The lifecycle hooks are the great feature of auto scaling, it helps to control instance launch and termination state within auto-scaling group. I got to know about this hidden feature when I was looking for a solution where I had to perform some automated tasks on the instance before adding/removing it from auto-scaling group. I was struggling with auto-scaling setup as the time required for newly launched instance to display “in:service” status was 5 minutes and the auto-scaling health check value was 3 minutes, due to which the instance launched under auto-scaling gets terminated before the completion of automated task. It leads to an infinitive launch and termination loop. While increasing the health check interval of auto-scaling group may help to get rid off this issue but during the same, if the running instance goes unhealthy, then the application performance will be compromised.

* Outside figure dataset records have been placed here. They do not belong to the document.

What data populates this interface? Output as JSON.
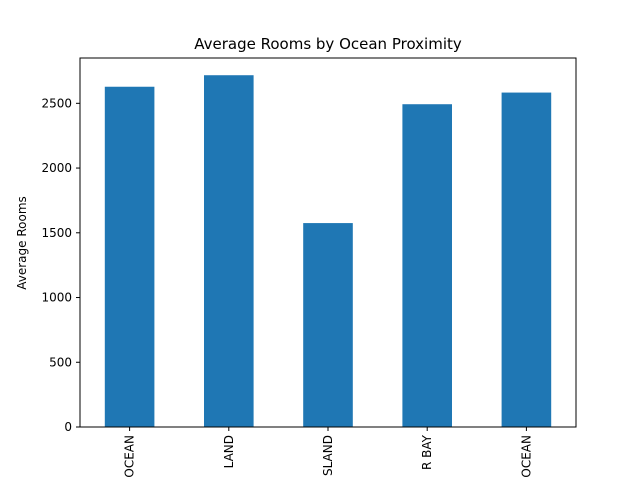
{
  "chart_data": {
    "type": "bar",
    "title": "Average Rooms by Ocean Proximity",
    "xlabel": "",
    "ylabel": "Average Rooms",
    "categories": [
      "OCEAN",
      "LAND",
      "SLAND",
      "R BAY",
      "OCEAN"
    ],
    "values": [
      2628,
      2717,
      1575,
      2493,
      2583
    ],
    "ylim": [
      0,
      2850
    ],
    "yticks": [
      0,
      500,
      1000,
      1500,
      2000,
      2500
    ],
    "grid": false,
    "bar_color": "#1f77b4"
  }
}
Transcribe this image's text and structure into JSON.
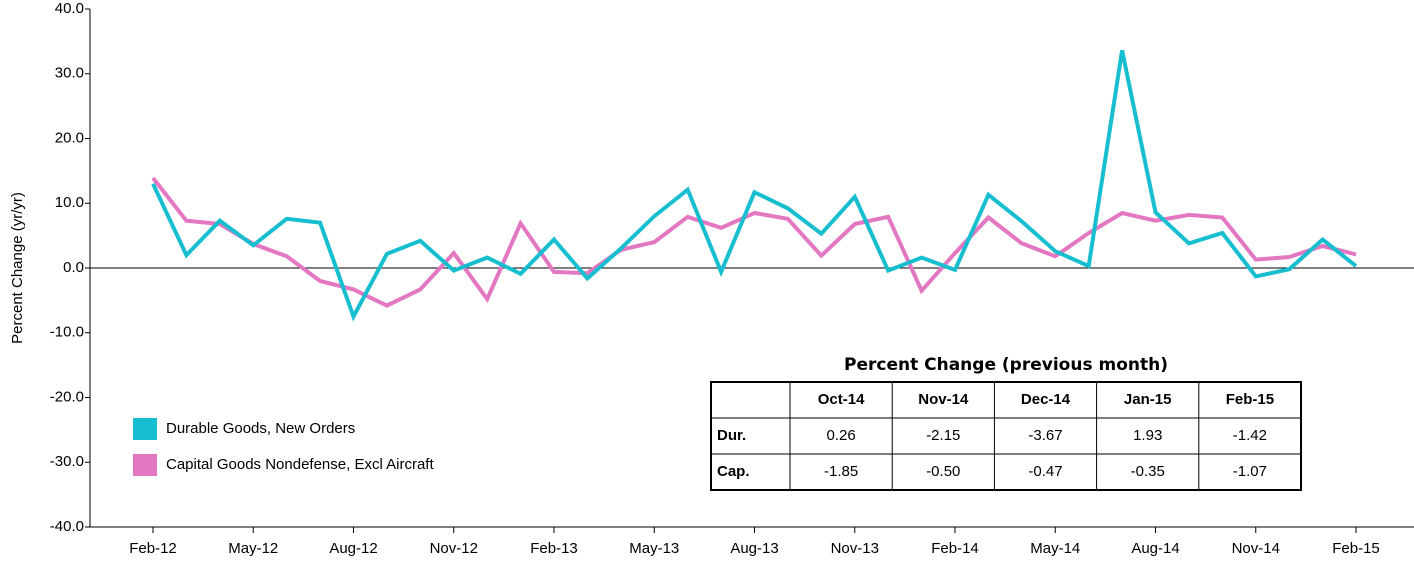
{
  "chart_data": {
    "type": "line",
    "y_label": "Percent Change (yr/yr)",
    "categories": [
      "Feb-12",
      null,
      null,
      "May-12",
      null,
      null,
      "Aug-12",
      null,
      null,
      "Nov-12",
      null,
      null,
      "Feb-13",
      null,
      null,
      "May-13",
      null,
      null,
      "Aug-13",
      null,
      null,
      "Nov-13",
      null,
      null,
      "Feb-14",
      null,
      null,
      "May-14",
      null,
      null,
      "Aug-14",
      null,
      null,
      "Nov-14",
      null,
      null,
      "Feb-15"
    ],
    "series": [
      {
        "name": "Durable Goods, New Orders",
        "color": "#17becf",
        "values": [
          13.0,
          2.0,
          7.3,
          3.5,
          7.6,
          7.0,
          -7.5,
          2.2,
          4.2,
          -0.4,
          1.6,
          -0.9,
          4.4,
          -1.6,
          3.0,
          8.0,
          12.1,
          -0.6,
          11.7,
          9.2,
          5.3,
          11.0,
          -0.4,
          1.6,
          -0.3,
          11.3,
          7.2,
          2.6,
          0.3,
          33.6,
          8.6,
          3.8,
          5.4,
          -1.3,
          -0.2,
          4.4,
          0.3
        ]
      },
      {
        "name": "Capital Goods Nondefense, Excl Aircraft",
        "color": "#e377c2",
        "values": [
          13.9,
          7.3,
          6.8,
          3.7,
          1.8,
          -2.0,
          -3.3,
          -5.8,
          -3.3,
          2.3,
          -4.8,
          6.9,
          -0.6,
          -0.8,
          2.8,
          4.0,
          7.9,
          6.2,
          8.5,
          7.6,
          1.9,
          6.8,
          7.9,
          -3.5,
          2.3,
          7.8,
          3.8,
          1.8,
          5.4,
          8.5,
          7.3,
          8.2,
          7.8,
          1.3,
          1.7,
          3.4,
          2.1
        ]
      }
    ],
    "ylim": [
      -40,
      40
    ],
    "yticks": [
      {
        "value": -40,
        "label": "-40.0"
      },
      {
        "value": -30,
        "label": "-30.0"
      },
      {
        "value": -20,
        "label": "-20.0"
      },
      {
        "value": -10,
        "label": "-10.0"
      },
      {
        "value": 0,
        "label": "0.0"
      },
      {
        "value": 10,
        "label": "10.0"
      },
      {
        "value": 20,
        "label": "20.0"
      },
      {
        "value": 30,
        "label": "30.0"
      },
      {
        "value": 40,
        "label": "40.0"
      }
    ],
    "grid": false,
    "legend": "lower-left",
    "table": {
      "title": "Percent Change (previous month)",
      "header": [
        "Oct-14",
        "Nov-14",
        "Dec-14",
        "Jan-15",
        "Feb-15"
      ],
      "rows": [
        [
          "Dur.",
          "0.26",
          "-2.15",
          "-3.67",
          "1.93",
          "-1.42"
        ],
        [
          "Cap.",
          "-1.85",
          "-0.50",
          "-0.47",
          "-0.35",
          "-1.07"
        ]
      ]
    }
  }
}
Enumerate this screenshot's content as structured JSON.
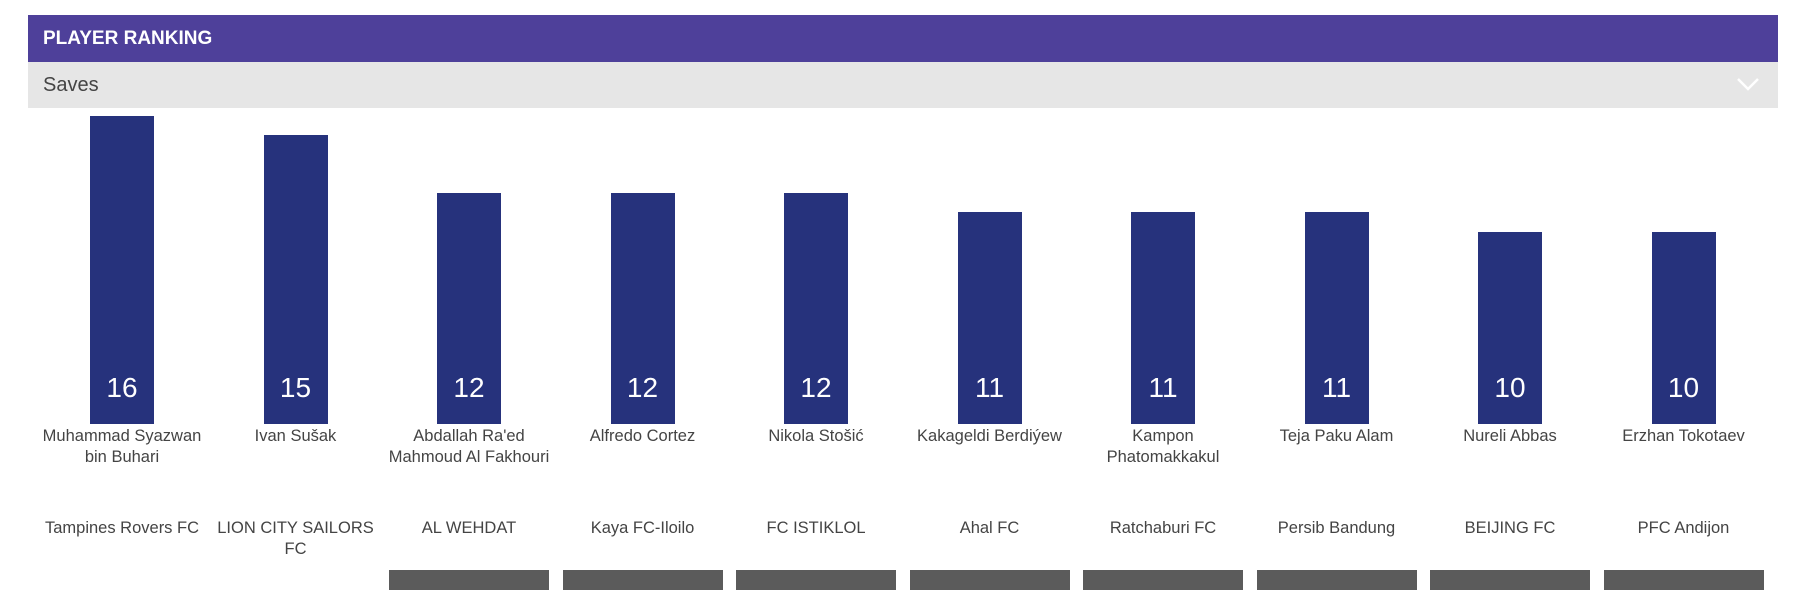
{
  "header": {
    "title": "PLAYER RANKING"
  },
  "selector": {
    "value": "Saves",
    "icon": "chevron-down-icon"
  },
  "colors": {
    "header": "#4e409a",
    "bar": "#26327c",
    "selector_bg": "#e6e6e6",
    "placeholder_bar": "#5b5b5b"
  },
  "chart_data": {
    "type": "bar",
    "title": "Saves",
    "ylim": [
      0,
      16
    ],
    "categories": [
      "Muhammad Syazwan bin Buhari",
      "Ivan Sušak",
      "Abdallah Ra'ed Mahmoud Al Fakhouri",
      "Alfredo Cortez",
      "Nikola Stošić",
      "Kakageldi Berdiýew",
      "Kampon Phatomakkakul",
      "Teja Paku Alam",
      "Nureli Abbas",
      "Erzhan Tokotaev"
    ],
    "teams": [
      "Tampines Rovers FC",
      "LION CITY SAILORS FC",
      "AL WEHDAT",
      "Kaya FC-Iloilo",
      "FC ISTIKLOL",
      "Ahal FC",
      "Ratchaburi FC",
      "Persib Bandung",
      "BEIJING FC",
      "PFC Andijon"
    ],
    "values": [
      16,
      15,
      12,
      12,
      12,
      11,
      11,
      11,
      10,
      10
    ],
    "placeholder_bar": [
      false,
      false,
      true,
      true,
      true,
      true,
      true,
      true,
      true,
      true
    ]
  }
}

Before getting a deep dive into it, let us first understand how auto-scaling works.
1. When a scale up event is triggered, a new instance request is initiated by auto-scaling group. It will take some time to launch an instance with a predefined launch configuration. This state is known as “pending”.
2. Once the instance is available, the lifecycle hooks are invoked and the instance state will be changed to “Pending:Wait”. In this state, we can perform pre-production tasks. The instance will not be passed to ELB until lifecycle hook’s timeout occurs.

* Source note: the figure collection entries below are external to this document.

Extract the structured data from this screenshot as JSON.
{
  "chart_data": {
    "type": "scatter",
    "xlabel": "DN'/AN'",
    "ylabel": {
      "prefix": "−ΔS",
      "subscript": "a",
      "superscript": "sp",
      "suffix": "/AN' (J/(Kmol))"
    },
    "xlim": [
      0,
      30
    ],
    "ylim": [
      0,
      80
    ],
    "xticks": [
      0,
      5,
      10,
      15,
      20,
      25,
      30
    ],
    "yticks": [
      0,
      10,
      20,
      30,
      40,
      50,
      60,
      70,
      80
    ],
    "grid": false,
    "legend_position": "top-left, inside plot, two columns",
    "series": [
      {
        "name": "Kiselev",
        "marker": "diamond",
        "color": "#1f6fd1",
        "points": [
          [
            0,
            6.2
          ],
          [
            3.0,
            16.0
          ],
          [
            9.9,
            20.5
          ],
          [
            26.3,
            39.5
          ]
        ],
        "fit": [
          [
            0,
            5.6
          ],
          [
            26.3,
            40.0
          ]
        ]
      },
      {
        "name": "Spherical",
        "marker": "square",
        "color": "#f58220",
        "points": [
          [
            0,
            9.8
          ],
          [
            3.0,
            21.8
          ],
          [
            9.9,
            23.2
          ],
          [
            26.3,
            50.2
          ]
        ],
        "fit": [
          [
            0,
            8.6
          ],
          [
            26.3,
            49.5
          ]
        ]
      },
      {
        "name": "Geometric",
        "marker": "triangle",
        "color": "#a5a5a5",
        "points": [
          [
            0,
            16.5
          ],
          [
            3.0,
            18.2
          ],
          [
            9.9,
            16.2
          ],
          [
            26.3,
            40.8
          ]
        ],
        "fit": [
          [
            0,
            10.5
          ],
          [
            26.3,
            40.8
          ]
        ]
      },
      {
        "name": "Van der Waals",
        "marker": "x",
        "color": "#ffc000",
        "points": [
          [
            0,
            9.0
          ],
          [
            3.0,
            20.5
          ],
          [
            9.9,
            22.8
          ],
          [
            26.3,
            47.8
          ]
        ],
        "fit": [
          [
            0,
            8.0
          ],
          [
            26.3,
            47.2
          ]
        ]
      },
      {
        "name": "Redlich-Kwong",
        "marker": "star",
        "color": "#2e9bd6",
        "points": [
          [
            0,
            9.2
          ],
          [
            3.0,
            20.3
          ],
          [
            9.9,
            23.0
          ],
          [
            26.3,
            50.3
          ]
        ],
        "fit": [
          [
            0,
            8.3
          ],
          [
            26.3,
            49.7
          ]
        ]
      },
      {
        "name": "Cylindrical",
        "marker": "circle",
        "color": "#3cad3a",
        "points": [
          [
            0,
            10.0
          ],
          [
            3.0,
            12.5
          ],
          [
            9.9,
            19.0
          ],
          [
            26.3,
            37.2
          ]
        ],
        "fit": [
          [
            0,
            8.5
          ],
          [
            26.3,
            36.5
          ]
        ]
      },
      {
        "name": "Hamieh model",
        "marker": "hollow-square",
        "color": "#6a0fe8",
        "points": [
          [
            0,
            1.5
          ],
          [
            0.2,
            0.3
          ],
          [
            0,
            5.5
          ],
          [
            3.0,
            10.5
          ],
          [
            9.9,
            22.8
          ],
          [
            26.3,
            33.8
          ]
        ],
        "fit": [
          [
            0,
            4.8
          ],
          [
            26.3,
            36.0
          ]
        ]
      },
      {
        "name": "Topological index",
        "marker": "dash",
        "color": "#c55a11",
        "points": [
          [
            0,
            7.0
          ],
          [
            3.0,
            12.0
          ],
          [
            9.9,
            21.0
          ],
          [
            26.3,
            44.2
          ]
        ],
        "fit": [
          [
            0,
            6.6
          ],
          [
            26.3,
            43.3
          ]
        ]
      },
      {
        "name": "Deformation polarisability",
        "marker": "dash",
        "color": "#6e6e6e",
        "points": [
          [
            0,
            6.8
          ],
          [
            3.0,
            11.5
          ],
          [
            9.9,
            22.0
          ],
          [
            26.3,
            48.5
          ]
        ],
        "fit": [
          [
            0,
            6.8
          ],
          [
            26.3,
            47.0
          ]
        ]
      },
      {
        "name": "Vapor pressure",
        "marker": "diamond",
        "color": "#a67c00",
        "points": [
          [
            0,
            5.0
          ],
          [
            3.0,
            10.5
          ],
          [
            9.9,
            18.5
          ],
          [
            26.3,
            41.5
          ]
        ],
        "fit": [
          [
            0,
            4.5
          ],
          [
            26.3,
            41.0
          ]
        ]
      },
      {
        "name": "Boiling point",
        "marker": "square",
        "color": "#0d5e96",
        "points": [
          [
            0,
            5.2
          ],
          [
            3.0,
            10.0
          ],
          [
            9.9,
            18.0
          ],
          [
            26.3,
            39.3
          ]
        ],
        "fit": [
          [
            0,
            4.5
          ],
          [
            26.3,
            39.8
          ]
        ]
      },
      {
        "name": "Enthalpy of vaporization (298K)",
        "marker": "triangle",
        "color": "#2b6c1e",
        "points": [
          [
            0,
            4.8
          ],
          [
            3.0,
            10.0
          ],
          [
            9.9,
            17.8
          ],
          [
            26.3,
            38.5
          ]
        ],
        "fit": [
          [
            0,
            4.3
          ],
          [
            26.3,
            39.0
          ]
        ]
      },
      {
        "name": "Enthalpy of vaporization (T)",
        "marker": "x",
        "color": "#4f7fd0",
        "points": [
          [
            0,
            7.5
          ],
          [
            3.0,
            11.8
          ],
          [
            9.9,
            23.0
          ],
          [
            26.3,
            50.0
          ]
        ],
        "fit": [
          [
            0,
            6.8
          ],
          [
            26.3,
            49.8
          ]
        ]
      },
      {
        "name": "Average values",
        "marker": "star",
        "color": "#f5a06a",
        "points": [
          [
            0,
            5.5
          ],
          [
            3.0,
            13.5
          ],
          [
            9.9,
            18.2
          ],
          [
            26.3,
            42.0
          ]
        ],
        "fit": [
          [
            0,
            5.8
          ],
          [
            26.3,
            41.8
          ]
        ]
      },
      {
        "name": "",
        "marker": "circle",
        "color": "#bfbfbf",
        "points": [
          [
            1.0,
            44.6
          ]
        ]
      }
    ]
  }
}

3. After a predefined timeout of lifecycle hook, the instance will be attached to ELB and will be ready to serve production traffic. This state is known as “InService”.
4. When a scale down event is triggered, an instance will be chosen to be removed from auto-scaling group. The lifecycle hook will be invoked and the instance will remain in the “Terminating:Wait” state until hook timeouts.
5. The instance will be terminated after completion of timeout interval. This state is known as “termination:proceed”.
I previously mentioned it as a hidden feature because there is no option in the console to set hooks in auto-scaling configuration. We can add hooks only from CLI or API. Here, I am assuming that AWS CLI is configured on your system with full permission on auto-scaling resources.
1. Create SNS Topic: We need an SNS topic to receive all event notification triggered by the hook. When a newly launched instance enters into “launch:wait” state, a notification is triggered to subscribed Email ID.
2. Create IAM Role: The auto-scaling resources need permission to send notification alert via SNS. We have to create a service role with “AutoScaling Notification Access” policy.
3. Create a lifecycle hook: Here, we need ARN of SNS and IAM role which we created in previous steps. If the above steps are executed as described then we are good to go. In order to create lifecycle hook in auto-scaling group, you can run command given below. This will invoke newly launched instance with 60 seconds wait interval.
aws autoscaling put-lifecycle-hook --lifecycle-hook-name --auto-scaling-group-name --lifecycle-transition autoscaling:EC2_INSTANCE_LAUNCHING --notification-target-arn --role-arn --heartbeat-timeout 300
If no error message is reported by above command, that means, the lifecycle hook is implemented in auto-scaling but, to be on the safer side, don’t forget to verify the details of lifecycle hook with the following command:
aws autoscaling describe-lifecycle-hooks --auto-scaling-group-name test_asg --lifecycle-hook-names asg_hook --out json
During scale-up action, when an instance enters in “launch:wait” state, a notification alert is pushed to SNS topic. As mentioned in below snap this notification message contains detailed information of instance including “LifecycleAction Token”. This token ID will be used to modify instance hook attributes.
If we want to extend default timeout value, it can be achieved with the help of below command. We can force instance to stay in the wait state for next 300 seconds. Please make sure the token ID must be same as we received in the previous step.
aws autoscaling record-lifecycle-action-heartbeat --lifecycle-action-token <Action Token ID> --auto-scaling-group-name test_asg --lifecycle-hook-name asg_hook
If the automated job finished before the default timeout value, then we can also force an instance to leave its waiting state using following command:
aws autoscaling complete-lifecycle-action --lifecycle-action-token <Action Token ID> --lifecycle-hook-name asg_hook --autio-scaling-group-name <test_asg> --lifecycle-action-result CONTINUE
I hope this blog will help you to setup and run instances with lifecycle hooks. If you come across any error during the setup, I would suggest to crosscheck your ARN and LifecycleActionToken.